Cash incentives for longer tenancies

On paper, a longer tenancy is a win-win for everyone involved (except perhaps the letting agent).

For the landlord, you have a secure income stream, and the comfort in knowing that your property is being cared for by someone who considered it their home. For the tenant, they can relax, safe in the knowledge that they can unpack all of their boxes without the concern of having to be on the move again in six months.

However, despite the obvious benefits, and the government’s plans to move towards a three-year tenancy, this option is not as cut and dried as it sounds.

What’s the new scheme?

A consultation (which closes on August 26th, you can read more here), released this week by the Ministry of Housing, Communities and Local Government, has highlighted proposals for a three-year tenancy agreement as standard, in a bid to replace the standard AST.

Under the new proposal, it would be required to offer a minimum three-year tenancy. There would still be scope for either landlord or tenant to break the agreement after the initial six months at a break clause, with the tenancy continuing following this, with either party able to exit the agreement if they provide two months’ notice in writing.

After the initial six months, the landlord can only regain possession of their property during the fixed term if they intend to sell the property or by serving a Section 8 – although this is a ‘at fault’ notice, so the tenant must have given them reason to serve this notice (anti-social behaviour, failure to pay rent etc). A section 21 notice can still be served, but not until the end of the tenancy term.

What are the issues?

Whilst there are definite benefits to the scheme, there are some negatives to the idea as well, with many industry bodies concerned about the introduction of a statutory requirement of three-year tenancies.

Whilst recent research from Direct Line has revealed that many people are choosing to rent over buying, it shows that they are choosing this option for the flexibility it provides, allowing them to move around with ease. A longer tenancy would put paid to this flexible option.

It would also make things very difficult for student landlords, although there is discussion regarding exemptions for short-term lets or student accommodations to be able to apply for an exemption.

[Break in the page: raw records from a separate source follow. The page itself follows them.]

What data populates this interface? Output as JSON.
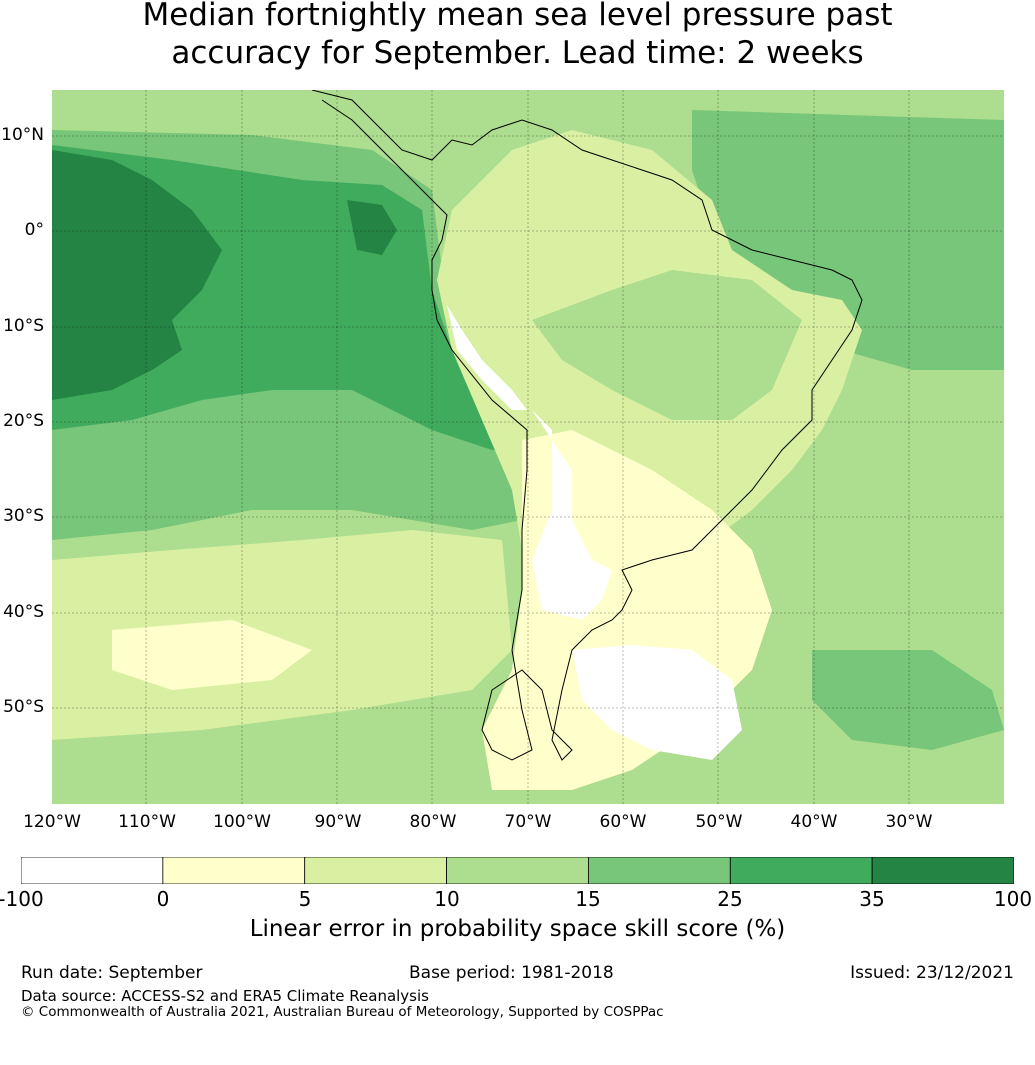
{
  "title_line1": "Median fortnightly mean sea level pressure past",
  "title_line2": "accuracy for September. Lead time: 2 weeks",
  "lat_labels": [
    "10°N",
    "0°",
    "10°S",
    "20°S",
    "30°S",
    "40°S",
    "50°S"
  ],
  "lon_labels": [
    "120°W",
    "110°W",
    "100°W",
    "90°W",
    "80°W",
    "70°W",
    "60°W",
    "50°W",
    "40°W",
    "30°W"
  ],
  "colorbar": {
    "ticks": [
      "-100",
      "0",
      "5",
      "10",
      "15",
      "25",
      "35",
      "100"
    ],
    "colors": [
      "#ffffff",
      "#ffffcc",
      "#d9f0a3",
      "#addd8e",
      "#78c679",
      "#41ab5d",
      "#238443"
    ],
    "label": "Linear error in probability space skill score (%)"
  },
  "footer": {
    "run_date": "Run date: September",
    "base_period": "Base period: 1981-2018",
    "issued": "Issued: 23/12/2021",
    "data_source": "Data source: ACCESS-S2 and ERA5 Climate Reanalysis",
    "copyright": "© Commonwealth of Australia 2021, Australian Bureau of Meteorology, Supported by COSPPac"
  }
}
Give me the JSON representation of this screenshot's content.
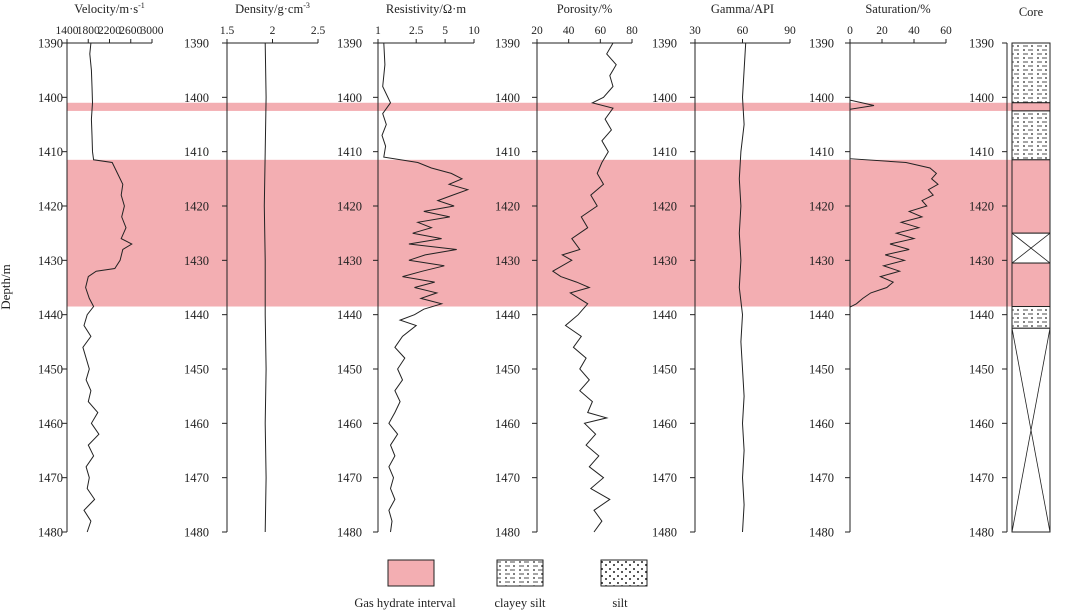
{
  "chart_data": {
    "type": "line",
    "y_axis": {
      "label": "Depth/m",
      "min": 1390,
      "max": 1480,
      "ticks": [
        1390,
        1400,
        1410,
        1420,
        1430,
        1440,
        1450,
        1460,
        1470,
        1480
      ],
      "inverted": true
    },
    "hydrate_intervals": [
      [
        1401.0,
        1402.5
      ],
      [
        1411.5,
        1438.5
      ]
    ],
    "tracks": [
      {
        "id": "velocity",
        "title": "Velocity/m·s",
        "title_sup": "-1",
        "xlim": [
          1400,
          3000
        ],
        "tick_labels": [
          "1400",
          "1800",
          "2200",
          "2600",
          "3000"
        ],
        "tick_values": [
          1400,
          1800,
          2200,
          2600,
          3000
        ],
        "series": [
          [
            1390,
            1850
          ],
          [
            1392,
            1830
          ],
          [
            1395,
            1860
          ],
          [
            1398,
            1870
          ],
          [
            1401,
            1880
          ],
          [
            1404,
            1860
          ],
          [
            1407,
            1870
          ],
          [
            1410,
            1880
          ],
          [
            1411.5,
            1900
          ],
          [
            1412,
            2250
          ],
          [
            1414,
            2350
          ],
          [
            1416,
            2450
          ],
          [
            1418,
            2420
          ],
          [
            1420,
            2480
          ],
          [
            1422,
            2430
          ],
          [
            1424,
            2510
          ],
          [
            1426,
            2420
          ],
          [
            1427,
            2620
          ],
          [
            1428,
            2450
          ],
          [
            1430,
            2400
          ],
          [
            1431.5,
            2300
          ],
          [
            1432,
            1950
          ],
          [
            1433,
            1800
          ],
          [
            1435,
            1750
          ],
          [
            1437,
            1820
          ],
          [
            1438.5,
            1900
          ],
          [
            1440,
            1780
          ],
          [
            1442,
            1720
          ],
          [
            1444,
            1850
          ],
          [
            1446,
            1700
          ],
          [
            1448,
            1760
          ],
          [
            1450,
            1820
          ],
          [
            1452,
            1760
          ],
          [
            1454,
            1850
          ],
          [
            1456,
            1800
          ],
          [
            1458,
            1980
          ],
          [
            1460,
            1860
          ],
          [
            1462,
            2000
          ],
          [
            1464,
            1800
          ],
          [
            1466,
            1900
          ],
          [
            1468,
            1760
          ],
          [
            1470,
            1820
          ],
          [
            1472,
            1780
          ],
          [
            1474,
            1920
          ],
          [
            1476,
            1720
          ],
          [
            1478,
            1850
          ],
          [
            1480,
            1780
          ]
        ]
      },
      {
        "id": "density",
        "title": "Density/g·cm",
        "title_sup": "-3",
        "xlim": [
          1.5,
          2.5
        ],
        "tick_labels": [
          "1.5",
          "2",
          "2.5"
        ],
        "tick_values": [
          1.5,
          2.0,
          2.5
        ],
        "series": [
          [
            1390,
            1.92
          ],
          [
            1400,
            1.93
          ],
          [
            1410,
            1.92
          ],
          [
            1420,
            1.91
          ],
          [
            1430,
            1.92
          ],
          [
            1440,
            1.92
          ],
          [
            1450,
            1.93
          ],
          [
            1460,
            1.92
          ],
          [
            1470,
            1.93
          ],
          [
            1480,
            1.92
          ]
        ]
      },
      {
        "id": "resistivity",
        "title": "Resistivity/Ω·m",
        "scale": "log",
        "xlim": [
          1,
          10
        ],
        "tick_labels": [
          "1",
          "2.5",
          "5",
          "10"
        ],
        "tick_values": [
          1,
          2.5,
          5,
          10
        ],
        "series": [
          [
            1390,
            1.15
          ],
          [
            1394,
            1.18
          ],
          [
            1398,
            1.12
          ],
          [
            1401,
            1.35
          ],
          [
            1403,
            1.12
          ],
          [
            1405,
            1.22
          ],
          [
            1407,
            1.1
          ],
          [
            1409,
            1.2
          ],
          [
            1411,
            1.15
          ],
          [
            1412,
            2.6
          ],
          [
            1413,
            3.6
          ],
          [
            1414,
            5.8
          ],
          [
            1415,
            7.5
          ],
          [
            1416,
            5.5
          ],
          [
            1417,
            8.6
          ],
          [
            1418,
            6.0
          ],
          [
            1419,
            4.2
          ],
          [
            1420,
            6.2
          ],
          [
            1421,
            3.0
          ],
          [
            1422,
            5.6
          ],
          [
            1423,
            2.6
          ],
          [
            1424,
            3.6
          ],
          [
            1425,
            2.3
          ],
          [
            1426,
            4.6
          ],
          [
            1427,
            2.1
          ],
          [
            1428,
            6.6
          ],
          [
            1429,
            3.1
          ],
          [
            1430,
            2.1
          ],
          [
            1431,
            4.9
          ],
          [
            1432,
            2.9
          ],
          [
            1433,
            1.8
          ],
          [
            1434,
            3.9
          ],
          [
            1435,
            2.4
          ],
          [
            1436,
            4.1
          ],
          [
            1437,
            2.8
          ],
          [
            1438,
            4.6
          ],
          [
            1439,
            3.0
          ],
          [
            1440,
            2.4
          ],
          [
            1441,
            1.7
          ],
          [
            1442,
            2.5
          ],
          [
            1444,
            1.8
          ],
          [
            1446,
            1.5
          ],
          [
            1448,
            1.9
          ],
          [
            1450,
            1.6
          ],
          [
            1452,
            1.8
          ],
          [
            1454,
            1.5
          ],
          [
            1456,
            1.7
          ],
          [
            1458,
            1.5
          ],
          [
            1460,
            1.3
          ],
          [
            1462,
            1.6
          ],
          [
            1464,
            1.35
          ],
          [
            1466,
            1.5
          ],
          [
            1468,
            1.3
          ],
          [
            1470,
            1.45
          ],
          [
            1472,
            1.35
          ],
          [
            1474,
            1.5
          ],
          [
            1476,
            1.3
          ],
          [
            1478,
            1.4
          ],
          [
            1480,
            1.35
          ]
        ]
      },
      {
        "id": "porosity",
        "title": "Porosity/%",
        "xlim": [
          20,
          80
        ],
        "tick_labels": [
          "20",
          "40",
          "60",
          "80"
        ],
        "tick_values": [
          20,
          40,
          60,
          80
        ],
        "series": [
          [
            1390,
            68
          ],
          [
            1392,
            64
          ],
          [
            1394,
            70
          ],
          [
            1396,
            66
          ],
          [
            1398,
            68
          ],
          [
            1400,
            62
          ],
          [
            1401,
            55
          ],
          [
            1402,
            68
          ],
          [
            1404,
            63
          ],
          [
            1406,
            67
          ],
          [
            1408,
            61
          ],
          [
            1410,
            65
          ],
          [
            1412,
            61
          ],
          [
            1414,
            58
          ],
          [
            1416,
            62
          ],
          [
            1418,
            54
          ],
          [
            1420,
            58
          ],
          [
            1422,
            48
          ],
          [
            1424,
            52
          ],
          [
            1426,
            42
          ],
          [
            1428,
            47
          ],
          [
            1429,
            36
          ],
          [
            1430,
            42
          ],
          [
            1432,
            30
          ],
          [
            1433,
            35
          ],
          [
            1434,
            45
          ],
          [
            1435,
            53
          ],
          [
            1436,
            41
          ],
          [
            1438,
            52
          ],
          [
            1440,
            46
          ],
          [
            1442,
            38
          ],
          [
            1444,
            48
          ],
          [
            1446,
            43
          ],
          [
            1448,
            51
          ],
          [
            1450,
            47
          ],
          [
            1452,
            53
          ],
          [
            1454,
            47
          ],
          [
            1456,
            55
          ],
          [
            1458,
            52
          ],
          [
            1459,
            64
          ],
          [
            1460,
            50
          ],
          [
            1462,
            57
          ],
          [
            1464,
            51
          ],
          [
            1466,
            59
          ],
          [
            1468,
            53
          ],
          [
            1470,
            62
          ],
          [
            1472,
            54
          ],
          [
            1474,
            66
          ],
          [
            1476,
            56
          ],
          [
            1478,
            61
          ],
          [
            1480,
            56
          ]
        ]
      },
      {
        "id": "gamma",
        "title": "Gamma/API",
        "xlim": [
          30,
          90
        ],
        "tick_labels": [
          "30",
          "60",
          "90"
        ],
        "tick_values": [
          30,
          60,
          90
        ],
        "series": [
          [
            1390,
            62
          ],
          [
            1395,
            61
          ],
          [
            1400,
            60
          ],
          [
            1405,
            61
          ],
          [
            1410,
            59
          ],
          [
            1415,
            58
          ],
          [
            1420,
            59
          ],
          [
            1425,
            58
          ],
          [
            1430,
            59
          ],
          [
            1435,
            58
          ],
          [
            1440,
            60
          ],
          [
            1445,
            59
          ],
          [
            1450,
            60
          ],
          [
            1455,
            61
          ],
          [
            1460,
            60
          ],
          [
            1465,
            61
          ],
          [
            1470,
            60
          ],
          [
            1475,
            61
          ],
          [
            1480,
            60
          ]
        ]
      },
      {
        "id": "saturation",
        "title": "Saturation/%",
        "xlim": [
          0,
          60
        ],
        "tick_labels": [
          "0",
          "20",
          "40",
          "60"
        ],
        "tick_values": [
          0,
          20,
          40,
          60
        ],
        "series": [
          [
            1390,
            0
          ],
          [
            1400.5,
            0
          ],
          [
            1401.5,
            15
          ],
          [
            1402.2,
            0
          ],
          [
            1411.3,
            0
          ],
          [
            1412,
            35
          ],
          [
            1413,
            50
          ],
          [
            1414,
            54
          ],
          [
            1415,
            51
          ],
          [
            1416,
            55
          ],
          [
            1417,
            49
          ],
          [
            1418,
            52
          ],
          [
            1419,
            45
          ],
          [
            1420,
            48
          ],
          [
            1421,
            37
          ],
          [
            1422,
            45
          ],
          [
            1423,
            32
          ],
          [
            1424,
            43
          ],
          [
            1425,
            29
          ],
          [
            1426,
            40
          ],
          [
            1427,
            25
          ],
          [
            1428,
            37
          ],
          [
            1429,
            22
          ],
          [
            1430,
            34
          ],
          [
            1431,
            21
          ],
          [
            1432,
            31
          ],
          [
            1433,
            19
          ],
          [
            1434,
            27
          ],
          [
            1435,
            23
          ],
          [
            1436,
            13
          ],
          [
            1437,
            8
          ],
          [
            1438,
            4
          ],
          [
            1438.6,
            0
          ]
        ]
      }
    ],
    "core": {
      "title": "Core",
      "segments": [
        {
          "from": 1390,
          "to": 1401,
          "type": "clayey-silt"
        },
        {
          "from": 1401,
          "to": 1402.5,
          "type": "hydrate"
        },
        {
          "from": 1402.5,
          "to": 1411.5,
          "type": "clayey-silt"
        },
        {
          "from": 1411.5,
          "to": 1425,
          "type": "hydrate"
        },
        {
          "from": 1425,
          "to": 1430.5,
          "type": "no-recovery"
        },
        {
          "from": 1430.5,
          "to": 1438.5,
          "type": "hydrate"
        },
        {
          "from": 1438.5,
          "to": 1442.5,
          "type": "clayey-silt"
        },
        {
          "from": 1442.5,
          "to": 1480,
          "type": "no-recovery"
        }
      ]
    },
    "legend": [
      {
        "label": "Gas hydrate interval",
        "pattern": "hydrate"
      },
      {
        "label": "clayey  silt",
        "pattern": "clayey-silt"
      },
      {
        "label": "silt",
        "pattern": "silt"
      }
    ],
    "colors": {
      "hydrate_fill": "#f3aeb2",
      "hydrate_stroke": "#333333",
      "line": "#222222"
    }
  }
}
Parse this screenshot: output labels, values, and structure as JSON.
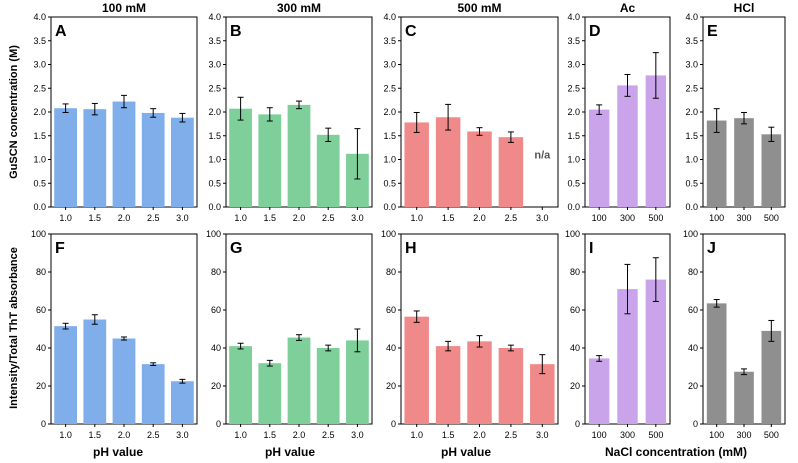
{
  "colors": {
    "blue": "#7faeea",
    "green": "#7fcf9b",
    "red": "#f08a8a",
    "purple": "#c9a4ea",
    "gray": "#8f8f8f"
  },
  "labels": {
    "row1_ylabel": "GuSCN concentration (M)",
    "row2_ylabel": "Intensity/Total ThT absorbance",
    "xlabel_ph_1": "pH value",
    "xlabel_ph_2": "pH value",
    "xlabel_ph_3": "pH value",
    "xlabel_nacl": "NaCl concentration (mM)"
  },
  "chart_data": [
    {
      "letter": "A",
      "type": "bar",
      "title": "100 mM",
      "color": "blue",
      "categories": [
        "1.0",
        "1.5",
        "2.0",
        "2.5",
        "3.0"
      ],
      "values": [
        2.08,
        2.06,
        2.22,
        1.98,
        1.88
      ],
      "errors": [
        0.09,
        0.12,
        0.13,
        0.09,
        0.09
      ],
      "ylim": [
        0,
        4.0
      ],
      "yticks": [
        "0.0",
        "0.5",
        "1.0",
        "1.5",
        "2.0",
        "2.5",
        "3.0",
        "3.5",
        "4.0"
      ]
    },
    {
      "letter": "B",
      "type": "bar",
      "title": "300 mM",
      "color": "green",
      "categories": [
        "1.0",
        "1.5",
        "2.0",
        "2.5",
        "3.0"
      ],
      "values": [
        2.07,
        1.95,
        2.15,
        1.52,
        1.12
      ],
      "errors": [
        0.24,
        0.14,
        0.08,
        0.14,
        0.53
      ],
      "ylim": [
        0,
        4.0
      ],
      "yticks": [
        "0.0",
        "0.5",
        "1.0",
        "1.5",
        "2.0",
        "2.5",
        "3.0",
        "3.5",
        "4.0"
      ]
    },
    {
      "letter": "C",
      "type": "bar",
      "title": "500 mM",
      "color": "red",
      "categories": [
        "1.0",
        "1.5",
        "2.0",
        "2.5",
        "3.0"
      ],
      "values": [
        1.78,
        1.89,
        1.59,
        1.47,
        null
      ],
      "errors": [
        0.21,
        0.27,
        0.08,
        0.11,
        null
      ],
      "annotation": "n/a",
      "ylim": [
        0,
        4.0
      ],
      "yticks": [
        "0.0",
        "0.5",
        "1.0",
        "1.5",
        "2.0",
        "2.5",
        "3.0",
        "3.5",
        "4.0"
      ]
    },
    {
      "letter": "D",
      "type": "bar",
      "title": "Ac",
      "color": "purple",
      "categories": [
        "100",
        "300",
        "500"
      ],
      "values": [
        2.05,
        2.56,
        2.77
      ],
      "errors": [
        0.1,
        0.23,
        0.48
      ],
      "ylim": [
        0,
        4.0
      ],
      "yticks": [
        "0.0",
        "0.5",
        "1.0",
        "1.5",
        "2.0",
        "2.5",
        "3.0",
        "3.5",
        "4.0"
      ]
    },
    {
      "letter": "E",
      "type": "bar",
      "title": "HCl",
      "color": "gray",
      "categories": [
        "100",
        "300",
        "500"
      ],
      "values": [
        1.82,
        1.87,
        1.53
      ],
      "errors": [
        0.25,
        0.12,
        0.15
      ],
      "ylim": [
        0,
        4.0
      ],
      "yticks": [
        "0.0",
        "0.5",
        "1.0",
        "1.5",
        "2.0",
        "2.5",
        "3.0",
        "3.5",
        "4.0"
      ]
    },
    {
      "letter": "F",
      "type": "bar",
      "title": "",
      "color": "blue",
      "categories": [
        "1.0",
        "1.5",
        "2.0",
        "2.5",
        "3.0"
      ],
      "values": [
        51.5,
        55.0,
        45.0,
        31.5,
        22.5
      ],
      "errors": [
        1.5,
        2.5,
        0.8,
        0.7,
        1.0
      ],
      "ylim": [
        0,
        100
      ],
      "yticks": [
        "0",
        "20",
        "40",
        "60",
        "80",
        "100"
      ]
    },
    {
      "letter": "G",
      "type": "bar",
      "title": "",
      "color": "green",
      "categories": [
        "1.0",
        "1.5",
        "2.0",
        "2.5",
        "3.0"
      ],
      "values": [
        41.0,
        32.0,
        45.5,
        40.0,
        44.0
      ],
      "errors": [
        1.5,
        1.5,
        1.5,
        1.5,
        6.0
      ],
      "ylim": [
        0,
        100
      ],
      "yticks": [
        "0",
        "20",
        "40",
        "60",
        "80",
        "100"
      ]
    },
    {
      "letter": "H",
      "type": "bar",
      "title": "",
      "color": "red",
      "categories": [
        "1.0",
        "1.5",
        "2.0",
        "2.5",
        "3.0"
      ],
      "values": [
        56.5,
        41.0,
        43.5,
        40.0,
        31.5
      ],
      "errors": [
        3.0,
        2.5,
        3.0,
        1.5,
        5.0
      ],
      "ylim": [
        0,
        100
      ],
      "yticks": [
        "0",
        "20",
        "40",
        "60",
        "80",
        "100"
      ]
    },
    {
      "letter": "I",
      "type": "bar",
      "title": "",
      "color": "purple",
      "categories": [
        "100",
        "300",
        "500"
      ],
      "values": [
        34.5,
        71.0,
        76.0
      ],
      "errors": [
        1.5,
        13.0,
        11.5
      ],
      "ylim": [
        0,
        100
      ],
      "yticks": [
        "0",
        "20",
        "40",
        "60",
        "80",
        "100"
      ]
    },
    {
      "letter": "J",
      "type": "bar",
      "title": "",
      "color": "gray",
      "categories": [
        "100",
        "300",
        "500"
      ],
      "values": [
        63.5,
        27.5,
        49.0
      ],
      "errors": [
        2.0,
        1.5,
        5.5
      ],
      "ylim": [
        0,
        100
      ],
      "yticks": [
        "0",
        "20",
        "40",
        "60",
        "80",
        "100"
      ]
    }
  ]
}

With landlords, and the industry, so dubious about the change, the government is making bold statements about incentivising the scheme. The payments, which are still in the discussion stage, would be administered by local authorities, and in order to receive them a landlord would have to demonstrate that they were fully compliant with landlord laws, such as gas safety checks, deposit protection requirements, and Right to Rent.

Industry bodies, namely the Residential Landlords Association, have suggested this week that landlords may be more inclined to get involved with the scheme if it allowed them eligibility for tax break. We will have to wait until the Budget in November to see the likelihood of this (although don’t hold your breath)!